If income tax is the price you have to pay to keep the government on its feet, alimony is the price we have to pay for sweeping a woman off hers.
Heifer cow is better than none, but this is no time for puns
If I held you any closer I would be on the other side of you.
Come on in girls, and leave all hope behind.
Don’t ever underestimate the importance of money. I know it’s often been said that money won’t make you happy and this is undeniably true, but everything else being equal, it’s a lovely thing to have around the house.
Do you mind if I don't smoke?
But what makes wage slaves? Wages!
The only game I like to play is "Old Maid", providing she's not too old
Mrs. Teasdale congratulates him on his coronation and sovereignty: "The eyes of the world are upon you. Notables from every country are gathered here in your honor. This is a gala day for you." Firefly replies: "Well, a gal a day is enough for me. I don't think I could handle any more."
There is no sweeter sound than the crumbling of one's fellow man.
A cigar makers organization once said that I was the most famous cigar smoker in the world. I dont know if thats true, but once while visiting Havana, I went to a cigar factory. There were four hundred people there rolling cigars, and when they saw me, they all stood up and applauded.
The months before my son was born, I used to yell from night to morn, 'Whatever it is, I'm against it! No matter what it is or who commenced it, I'm against it!'
I wish to be cremated. One tenth of my ashes shall be given to my agent, as written in our contract.
Policeman: "A hermit eh? Then why's your table set for four?" Groucho: "That's nothing. My alarm clock is set for eight.

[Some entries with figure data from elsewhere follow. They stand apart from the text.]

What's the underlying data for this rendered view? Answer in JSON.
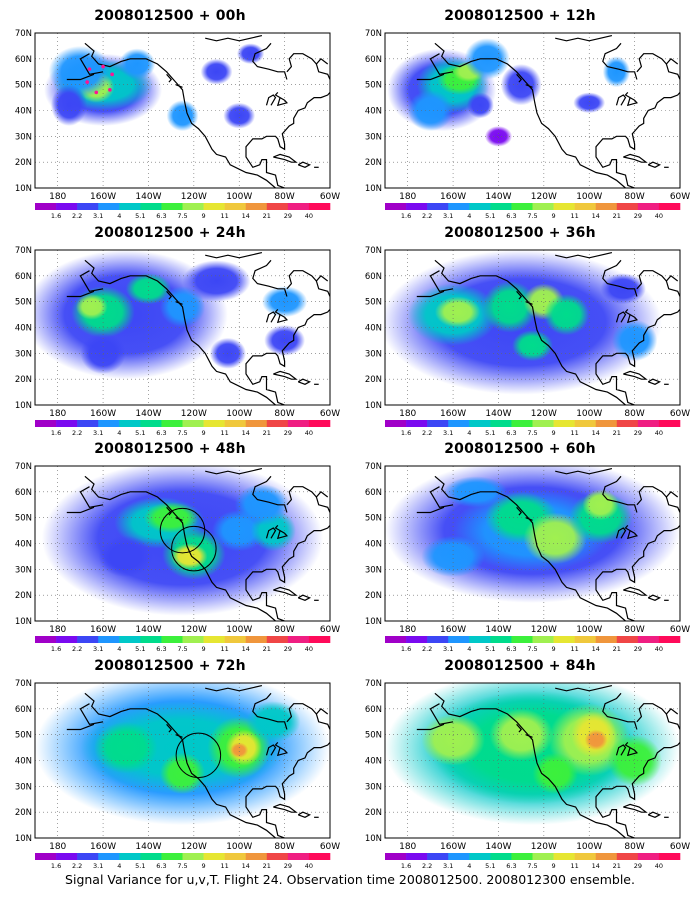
{
  "figure": {
    "footer": "Signal Variance for u,v,T. Flight 24. Observation time 2008012500. 2008012300 ensemble."
  },
  "axes": {
    "lat_ticks": [
      "10N",
      "20N",
      "30N",
      "40N",
      "50N",
      "60N",
      "70N"
    ],
    "lon_ticks": [
      "180",
      "160W",
      "140W",
      "120W",
      "100W",
      "80W",
      "60W"
    ],
    "lon_range": [
      -190,
      -60
    ],
    "lat_range": [
      10,
      70
    ]
  },
  "colorbar": {
    "labels": [
      "1.6",
      "2.2",
      "3.1",
      "4",
      "5.1",
      "6.3",
      "7.5",
      "9",
      "11",
      "14",
      "21",
      "29",
      "40"
    ],
    "colors": [
      "#a000c8",
      "#7a0af0",
      "#3c46f5",
      "#1e96ff",
      "#00c8c8",
      "#00dc8c",
      "#3cf03c",
      "#a0f050",
      "#e6e632",
      "#f0c83c",
      "#f0963c",
      "#f04646",
      "#f01e82",
      "#ff0a5a"
    ]
  },
  "panels": [
    {
      "title": "2008012500 + 00h",
      "circles": [],
      "blobs": [
        [
          -160,
          48,
          26,
          14,
          2
        ],
        [
          -160,
          50,
          22,
          10,
          4
        ],
        [
          -163,
          49,
          8,
          6,
          7
        ],
        [
          -170,
          55,
          14,
          10,
          3
        ],
        [
          -175,
          42,
          8,
          8,
          2
        ],
        [
          -145,
          58,
          8,
          6,
          3
        ],
        [
          -110,
          55,
          7,
          5,
          2
        ],
        [
          -100,
          38,
          7,
          5,
          2
        ],
        [
          -95,
          62,
          6,
          4,
          2
        ],
        [
          -125,
          38,
          7,
          6,
          3
        ]
      ],
      "dots": [
        [
          -166,
          56
        ],
        [
          -160,
          57
        ],
        [
          -156,
          54
        ],
        [
          -157,
          48
        ],
        [
          -163,
          47
        ],
        [
          -167,
          51
        ]
      ]
    },
    {
      "title": "2008012500 + 12h",
      "circles": [],
      "blobs": [
        [
          -165,
          48,
          24,
          16,
          2
        ],
        [
          -160,
          50,
          16,
          11,
          4
        ],
        [
          -157,
          52,
          10,
          6,
          6
        ],
        [
          -153,
          55,
          7,
          4,
          7
        ],
        [
          -145,
          60,
          10,
          8,
          3
        ],
        [
          -130,
          50,
          9,
          8,
          2
        ],
        [
          -170,
          40,
          10,
          8,
          3
        ],
        [
          -148,
          42,
          6,
          5,
          2
        ],
        [
          -100,
          43,
          7,
          4,
          2
        ],
        [
          -88,
          55,
          6,
          6,
          3
        ],
        [
          -140,
          30,
          6,
          4,
          1
        ]
      ],
      "dots": []
    },
    {
      "title": "2008012500 + 24h",
      "circles": [],
      "blobs": [
        [
          -150,
          45,
          45,
          25,
          2
        ],
        [
          -160,
          46,
          14,
          10,
          5
        ],
        [
          -165,
          48,
          7,
          5,
          7
        ],
        [
          -140,
          55,
          10,
          6,
          5
        ],
        [
          -125,
          48,
          10,
          8,
          3
        ],
        [
          -160,
          30,
          10,
          8,
          2
        ],
        [
          -110,
          58,
          15,
          8,
          2
        ],
        [
          -80,
          50,
          10,
          6,
          3
        ],
        [
          -80,
          35,
          9,
          6,
          2
        ],
        [
          -105,
          30,
          8,
          6,
          2
        ]
      ],
      "dots": []
    },
    {
      "title": "2008012500 + 36h",
      "circles": [],
      "blobs": [
        [
          -130,
          42,
          62,
          28,
          2
        ],
        [
          -160,
          45,
          20,
          12,
          4
        ],
        [
          -158,
          46,
          10,
          6,
          7
        ],
        [
          -135,
          48,
          12,
          10,
          5
        ],
        [
          -120,
          50,
          9,
          7,
          7
        ],
        [
          -110,
          45,
          10,
          8,
          5
        ],
        [
          -125,
          33,
          9,
          6,
          5
        ],
        [
          -80,
          35,
          10,
          8,
          3
        ],
        [
          -85,
          55,
          10,
          6,
          2
        ]
      ],
      "dots": []
    },
    {
      "title": "2008012500 + 48h",
      "circles": [
        [
          -125,
          45,
          7
        ],
        [
          -120,
          38,
          7
        ]
      ],
      "blobs": [
        [
          -125,
          42,
          62,
          30,
          2
        ],
        [
          -135,
          48,
          20,
          10,
          4
        ],
        [
          -130,
          50,
          12,
          6,
          6
        ],
        [
          -120,
          36,
          14,
          10,
          5
        ],
        [
          -122,
          35,
          8,
          5,
          8
        ],
        [
          -100,
          45,
          12,
          8,
          3
        ],
        [
          -85,
          45,
          10,
          8,
          4
        ],
        [
          -90,
          55,
          12,
          8,
          3
        ],
        [
          -150,
          35,
          12,
          8,
          2
        ]
      ],
      "dots": []
    },
    {
      "title": "2008012500 + 60h",
      "circles": [],
      "blobs": [
        [
          -125,
          45,
          65,
          28,
          2
        ],
        [
          -125,
          45,
          35,
          16,
          3
        ],
        [
          -130,
          50,
          16,
          10,
          5
        ],
        [
          -115,
          42,
          14,
          10,
          7
        ],
        [
          -95,
          50,
          14,
          10,
          5
        ],
        [
          -95,
          55,
          8,
          6,
          7
        ],
        [
          -160,
          35,
          14,
          8,
          3
        ],
        [
          -150,
          60,
          14,
          6,
          3
        ]
      ],
      "dots": []
    },
    {
      "title": "2008012500 + 72h",
      "circles": [
        [
          -118,
          42,
          7
        ]
      ],
      "blobs": [
        [
          -125,
          45,
          65,
          30,
          3
        ],
        [
          -125,
          45,
          45,
          18,
          4
        ],
        [
          -100,
          45,
          14,
          12,
          6
        ],
        [
          -98,
          45,
          8,
          7,
          8
        ],
        [
          -100,
          44,
          4,
          3,
          10
        ],
        [
          -150,
          45,
          14,
          10,
          5
        ],
        [
          -125,
          35,
          10,
          8,
          6
        ],
        [
          -85,
          55,
          12,
          8,
          4
        ]
      ],
      "dots": []
    },
    {
      "title": "2008012500 + 84h",
      "circles": [],
      "blobs": [
        [
          -125,
          45,
          65,
          30,
          4
        ],
        [
          -125,
          45,
          45,
          22,
          5
        ],
        [
          -100,
          48,
          18,
          14,
          7
        ],
        [
          -98,
          50,
          10,
          9,
          8
        ],
        [
          -97,
          48,
          5,
          4,
          10
        ],
        [
          -130,
          50,
          14,
          10,
          7
        ],
        [
          -160,
          48,
          14,
          10,
          7
        ],
        [
          -80,
          40,
          12,
          10,
          6
        ],
        [
          -115,
          35,
          10,
          8,
          6
        ]
      ],
      "dots": []
    }
  ]
}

She's afraid that if she leaves, she'll become the life of the party.
Ice Water? Get some Onions - that'll make your eyes water!
Practically everybody in New York has half a mind to write a book, and does.
You call this a party? The beer is warm, the women cold and I'm hot under the collar.
Whoever named it necking was a poor judge of anatomy.
Why, I'd horse-whip you if I had a horse.
Money cannot buy you happiness, and happiness cannot buy you money. That might be a wise crack, but I doubt it.
It's hard to get ivory in Africa, but in Alabama the Tuscaloosa
I was going to thrash them within an inch of their lives, but I didn't have a tape measure.
Laugh and the world laughs with you, cry and you're probably watching the wrong channel.
Africa is God's country, and He can have it.